Пушкин, кончив чтение и не дожидаясь восторгов гостя, начал трясти его за плечи:
– Да неужели, черт возьми, мы снова вместе, неужели я снова читаю тебе стихи, Пущин, душа моя! Правда ли это? Никак не могу поверить. Подумай: вся лицейская жизнь перед глазами, как живая. Вспомни…
И дальше лицейские друзья наперебой, как утренние птицы, как вдруг увлеченные дети, без умолку заговорили о лицейском прошлом и замелькали, будто искры, родные слова:
– Энгельгардт… Куницын… Кошанский… Гоголи-моголи… Кюхля… Дельвиг… Гусары… Девчонки… Через забор… Запрещенные книги… Экзамены… Коридор… Свои журналы… Первые стихи… Любовь… Дуняша, Маша, Таня, Дарья… Ночи… Луна… Вольнодумство… Царь… Жандармы… Вольтер… Руссо… Байрон… Эпиграммы… Доска…
Родионовна, топя печку, весело вздыхала:
– Ну и проказники… Вот и дожили…
И вдруг Пушкин:
– Ты, Пущин, теперь член тайного общества?
– Да… Не скрою от тебя…
– Расскажи мне, друг, как идут у вас политические дела? Может быть, и мне надо вступить в члены тайного общества? Что ж, я готов… Готов…
Пущин встал, нервно заходил по комнате:
– Нет, нет… Поговорим потом…
Пушкин обиженно-грустно опустил голову:
– Понимаю… Вижу, что недостоин я вашего просвещенного круга… Слишком много натворил разных глупостей… Не стою доверия…
Пущин поднял с дивана огорченного друга, крепко обнял его, расцеловал, и они в обнимку заходили по комнате:
– Не обижайся, Александр, но, право же, будет лучше для всех нас и для всей России, если ты останешься самим собой, как ты есть. Ведь ты воспитываешь свободный дух в человеке, а это самое главное. К тому же ты в изгнании, и теперь каждое твое произведение приобретает смысл народности, – тебя читают десятки тысяч, тебя любят и все желают тебе скорого освобождения из ссылки. Конец близок. Потерпи еще немного… Трудись дальше… Бодрись, не унывай, не огорчайся, друг…

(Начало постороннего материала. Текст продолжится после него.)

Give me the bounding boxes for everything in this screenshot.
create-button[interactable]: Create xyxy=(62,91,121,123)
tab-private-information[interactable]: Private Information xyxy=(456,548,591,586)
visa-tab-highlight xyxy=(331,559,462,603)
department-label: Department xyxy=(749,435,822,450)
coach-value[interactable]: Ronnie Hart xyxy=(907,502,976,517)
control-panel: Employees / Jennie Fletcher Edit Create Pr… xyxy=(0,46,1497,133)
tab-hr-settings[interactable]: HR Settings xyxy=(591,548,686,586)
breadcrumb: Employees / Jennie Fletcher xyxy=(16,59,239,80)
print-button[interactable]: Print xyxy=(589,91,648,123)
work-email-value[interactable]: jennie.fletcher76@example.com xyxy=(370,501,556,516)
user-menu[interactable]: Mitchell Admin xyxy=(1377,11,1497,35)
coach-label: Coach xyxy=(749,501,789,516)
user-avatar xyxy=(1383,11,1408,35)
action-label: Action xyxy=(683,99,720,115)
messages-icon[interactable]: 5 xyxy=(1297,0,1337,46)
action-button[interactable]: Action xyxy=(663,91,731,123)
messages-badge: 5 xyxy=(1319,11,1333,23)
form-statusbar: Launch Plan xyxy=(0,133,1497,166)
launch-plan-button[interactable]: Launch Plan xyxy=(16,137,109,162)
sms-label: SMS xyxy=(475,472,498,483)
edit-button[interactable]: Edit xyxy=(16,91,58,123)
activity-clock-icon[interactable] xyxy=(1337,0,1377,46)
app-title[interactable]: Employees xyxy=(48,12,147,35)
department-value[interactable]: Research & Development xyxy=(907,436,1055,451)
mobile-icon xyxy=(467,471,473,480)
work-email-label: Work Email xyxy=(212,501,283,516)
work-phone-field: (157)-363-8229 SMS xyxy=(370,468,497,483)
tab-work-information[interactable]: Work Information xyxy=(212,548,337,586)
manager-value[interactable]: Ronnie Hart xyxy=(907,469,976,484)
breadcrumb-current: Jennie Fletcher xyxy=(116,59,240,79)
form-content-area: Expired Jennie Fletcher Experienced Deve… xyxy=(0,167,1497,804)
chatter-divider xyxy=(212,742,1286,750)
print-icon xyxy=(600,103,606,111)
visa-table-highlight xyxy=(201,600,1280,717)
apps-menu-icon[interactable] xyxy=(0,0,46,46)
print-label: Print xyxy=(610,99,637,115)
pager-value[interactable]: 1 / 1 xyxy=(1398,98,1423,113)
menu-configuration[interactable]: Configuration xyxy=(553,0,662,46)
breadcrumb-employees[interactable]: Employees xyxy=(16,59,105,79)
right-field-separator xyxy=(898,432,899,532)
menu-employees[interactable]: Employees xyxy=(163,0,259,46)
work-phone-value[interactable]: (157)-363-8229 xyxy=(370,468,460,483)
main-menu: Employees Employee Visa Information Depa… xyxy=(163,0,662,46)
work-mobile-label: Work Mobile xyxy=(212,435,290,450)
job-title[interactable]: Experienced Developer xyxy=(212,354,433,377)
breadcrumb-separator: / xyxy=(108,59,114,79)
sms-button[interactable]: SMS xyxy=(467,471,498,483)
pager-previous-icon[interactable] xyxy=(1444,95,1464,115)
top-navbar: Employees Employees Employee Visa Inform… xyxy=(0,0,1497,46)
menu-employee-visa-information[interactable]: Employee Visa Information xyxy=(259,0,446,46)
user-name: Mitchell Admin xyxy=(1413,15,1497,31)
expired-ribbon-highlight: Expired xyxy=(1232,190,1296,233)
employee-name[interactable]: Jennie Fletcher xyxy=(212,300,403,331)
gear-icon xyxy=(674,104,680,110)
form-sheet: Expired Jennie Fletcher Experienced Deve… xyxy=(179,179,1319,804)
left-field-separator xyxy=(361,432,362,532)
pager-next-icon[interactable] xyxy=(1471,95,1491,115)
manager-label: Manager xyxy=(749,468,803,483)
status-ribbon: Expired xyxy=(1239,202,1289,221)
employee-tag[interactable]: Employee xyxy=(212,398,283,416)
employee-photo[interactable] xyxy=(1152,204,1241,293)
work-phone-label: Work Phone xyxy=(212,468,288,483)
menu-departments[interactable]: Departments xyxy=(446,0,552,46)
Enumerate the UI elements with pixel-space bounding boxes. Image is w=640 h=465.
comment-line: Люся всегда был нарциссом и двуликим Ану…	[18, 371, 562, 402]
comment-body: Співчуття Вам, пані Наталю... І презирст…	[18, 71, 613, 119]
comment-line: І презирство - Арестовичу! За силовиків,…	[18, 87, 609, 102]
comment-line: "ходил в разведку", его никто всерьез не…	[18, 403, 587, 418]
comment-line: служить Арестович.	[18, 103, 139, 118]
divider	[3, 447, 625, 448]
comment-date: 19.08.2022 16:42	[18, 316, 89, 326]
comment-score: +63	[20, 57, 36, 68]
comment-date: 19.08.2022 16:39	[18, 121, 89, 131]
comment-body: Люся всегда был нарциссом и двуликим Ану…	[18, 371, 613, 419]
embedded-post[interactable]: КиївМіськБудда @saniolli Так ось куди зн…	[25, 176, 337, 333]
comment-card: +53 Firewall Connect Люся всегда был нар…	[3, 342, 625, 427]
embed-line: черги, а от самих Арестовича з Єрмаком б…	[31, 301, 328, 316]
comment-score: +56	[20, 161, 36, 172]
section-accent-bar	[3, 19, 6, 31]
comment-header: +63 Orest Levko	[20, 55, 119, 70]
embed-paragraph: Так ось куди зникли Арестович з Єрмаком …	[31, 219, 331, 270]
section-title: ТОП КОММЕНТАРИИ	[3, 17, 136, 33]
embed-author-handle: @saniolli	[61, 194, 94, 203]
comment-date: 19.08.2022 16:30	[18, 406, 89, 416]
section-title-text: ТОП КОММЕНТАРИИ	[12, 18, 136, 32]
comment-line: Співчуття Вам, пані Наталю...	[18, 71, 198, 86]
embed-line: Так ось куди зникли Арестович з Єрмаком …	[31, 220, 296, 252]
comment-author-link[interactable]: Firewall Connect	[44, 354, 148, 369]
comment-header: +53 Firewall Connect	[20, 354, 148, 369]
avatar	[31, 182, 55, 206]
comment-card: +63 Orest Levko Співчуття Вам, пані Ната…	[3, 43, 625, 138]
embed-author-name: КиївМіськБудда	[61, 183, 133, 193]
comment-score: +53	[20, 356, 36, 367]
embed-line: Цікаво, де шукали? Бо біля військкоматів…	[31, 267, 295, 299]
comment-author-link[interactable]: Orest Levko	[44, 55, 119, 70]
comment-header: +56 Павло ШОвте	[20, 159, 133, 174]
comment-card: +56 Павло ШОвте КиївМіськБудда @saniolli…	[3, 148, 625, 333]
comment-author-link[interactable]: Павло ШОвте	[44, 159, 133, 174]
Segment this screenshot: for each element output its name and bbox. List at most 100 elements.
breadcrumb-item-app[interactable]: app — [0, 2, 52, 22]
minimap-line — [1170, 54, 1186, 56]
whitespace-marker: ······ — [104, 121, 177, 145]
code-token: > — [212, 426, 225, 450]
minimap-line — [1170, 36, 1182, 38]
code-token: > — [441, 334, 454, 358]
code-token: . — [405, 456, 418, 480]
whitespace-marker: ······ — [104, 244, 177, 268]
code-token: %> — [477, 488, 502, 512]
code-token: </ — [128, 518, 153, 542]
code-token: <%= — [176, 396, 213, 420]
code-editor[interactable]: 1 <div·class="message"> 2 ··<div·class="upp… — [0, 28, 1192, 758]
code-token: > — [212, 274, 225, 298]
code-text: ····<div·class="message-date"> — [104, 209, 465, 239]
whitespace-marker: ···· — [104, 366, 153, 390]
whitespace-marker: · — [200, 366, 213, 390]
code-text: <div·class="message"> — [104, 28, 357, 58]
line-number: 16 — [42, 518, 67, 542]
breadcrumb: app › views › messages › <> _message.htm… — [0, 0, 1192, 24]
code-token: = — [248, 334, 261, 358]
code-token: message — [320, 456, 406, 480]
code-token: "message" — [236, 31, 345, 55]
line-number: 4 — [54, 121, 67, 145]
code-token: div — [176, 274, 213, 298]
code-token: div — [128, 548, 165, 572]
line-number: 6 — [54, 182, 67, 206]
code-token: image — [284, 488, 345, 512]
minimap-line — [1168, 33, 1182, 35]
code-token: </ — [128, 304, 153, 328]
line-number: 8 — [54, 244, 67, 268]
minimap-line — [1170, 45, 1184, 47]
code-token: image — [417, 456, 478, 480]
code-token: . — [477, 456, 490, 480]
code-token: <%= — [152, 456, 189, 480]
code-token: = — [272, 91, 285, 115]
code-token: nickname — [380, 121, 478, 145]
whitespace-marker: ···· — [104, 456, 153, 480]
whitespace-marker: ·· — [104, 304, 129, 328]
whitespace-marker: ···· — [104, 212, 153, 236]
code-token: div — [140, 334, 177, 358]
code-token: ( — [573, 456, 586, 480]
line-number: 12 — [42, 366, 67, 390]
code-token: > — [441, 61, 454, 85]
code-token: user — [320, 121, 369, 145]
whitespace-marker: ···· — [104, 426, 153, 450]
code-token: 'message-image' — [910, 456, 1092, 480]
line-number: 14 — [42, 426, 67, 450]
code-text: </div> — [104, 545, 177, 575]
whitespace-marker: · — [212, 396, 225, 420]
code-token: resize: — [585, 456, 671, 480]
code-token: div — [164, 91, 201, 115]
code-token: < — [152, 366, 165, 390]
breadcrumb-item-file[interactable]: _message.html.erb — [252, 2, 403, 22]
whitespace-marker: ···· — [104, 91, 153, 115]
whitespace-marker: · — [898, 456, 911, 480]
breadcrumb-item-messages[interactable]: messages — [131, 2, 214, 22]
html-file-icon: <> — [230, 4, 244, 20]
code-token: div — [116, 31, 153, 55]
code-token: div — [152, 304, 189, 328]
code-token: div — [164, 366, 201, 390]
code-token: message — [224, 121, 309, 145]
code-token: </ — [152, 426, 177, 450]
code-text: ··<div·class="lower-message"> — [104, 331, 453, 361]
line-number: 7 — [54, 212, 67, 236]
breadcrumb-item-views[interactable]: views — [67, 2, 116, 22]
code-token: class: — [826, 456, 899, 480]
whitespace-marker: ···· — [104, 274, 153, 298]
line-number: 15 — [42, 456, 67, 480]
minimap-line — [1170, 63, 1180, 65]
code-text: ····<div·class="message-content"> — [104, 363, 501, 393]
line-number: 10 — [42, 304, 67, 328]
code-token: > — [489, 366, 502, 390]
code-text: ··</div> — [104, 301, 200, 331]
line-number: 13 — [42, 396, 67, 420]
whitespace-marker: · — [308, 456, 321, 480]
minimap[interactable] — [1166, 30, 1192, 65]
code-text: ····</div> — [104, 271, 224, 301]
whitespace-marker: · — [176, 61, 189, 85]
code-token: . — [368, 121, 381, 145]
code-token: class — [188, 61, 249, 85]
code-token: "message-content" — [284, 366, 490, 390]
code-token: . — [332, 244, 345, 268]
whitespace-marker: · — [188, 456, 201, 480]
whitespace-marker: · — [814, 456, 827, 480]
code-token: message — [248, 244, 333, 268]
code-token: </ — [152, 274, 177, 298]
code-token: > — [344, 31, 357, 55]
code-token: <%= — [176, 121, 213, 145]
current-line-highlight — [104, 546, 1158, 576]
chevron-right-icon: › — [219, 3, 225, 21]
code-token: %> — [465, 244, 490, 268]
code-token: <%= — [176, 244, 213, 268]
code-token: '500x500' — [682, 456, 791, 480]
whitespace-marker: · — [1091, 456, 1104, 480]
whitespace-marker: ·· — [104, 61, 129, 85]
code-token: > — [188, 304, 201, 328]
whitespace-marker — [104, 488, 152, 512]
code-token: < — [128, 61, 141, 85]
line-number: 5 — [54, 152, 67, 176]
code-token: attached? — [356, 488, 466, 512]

Пушкин задумался, потом просветлел, улыбнулся:
– Пожалуй… Может быть, вы и правы… Надо еще терпеть, если недолго… Надо еще трудиться, если любят меня читать… Впрочем, я и так терплю и тружусь усердно, – благо никто не мешает. Пожалуй, я отчасти доволен, что живу в деревне; уж очень устал я от городского шума, суеты, передвижения, разных беспокойств. Особенно устал я от оскорблений, вроде того, что было в Одессе, где граф Воронцов, жестокий негодяй, видел во мне только коллежского секретаря. Но я ему дал понять, что высокое звание писателя ничуть не ниже графского достоинства.
Вошедшая Родионовна, приодевшись пригляднее, позвала:
– Милости просим, Иван свет-Иваныч, поглядеть в моей комнате, как крестьянские девахи рукодельничают.
Друзья вошли к няне через коридорчик.
Девушки поклонились, продолжая работать на пяльцах под тихую песню.
Пущин случайно заметил, как Пушкин вдруг скрыто-приветливо переглянулся с самой красивой из рукодельниц – белокурой девушкой с глазами цвета цветущего льна.
В свою очередь Пущин подморгнул по этому поводу Пушкину и чуть толкнул его в бок.
Друзья поняли друг друга, хитро улыбаясь.
В это время из кухни вошла женщина и прошептала:
– Пришел отец настоятель.
Пушкин бросился к себе, гость за ним.
Настоятель Святогорского монастыря, рыжий, святообразный человек, с заплывшими, зелеными, как две пуговички, глазками, приставленный псковским губернатором надзирать, между святыми делами, за жизнью Пушкина в деревне, по-лисичьему поздоровавшись с поэтом, подозрительно взглянул на Пущина, протягивая веснушчатую лапу с насильной улыбкой.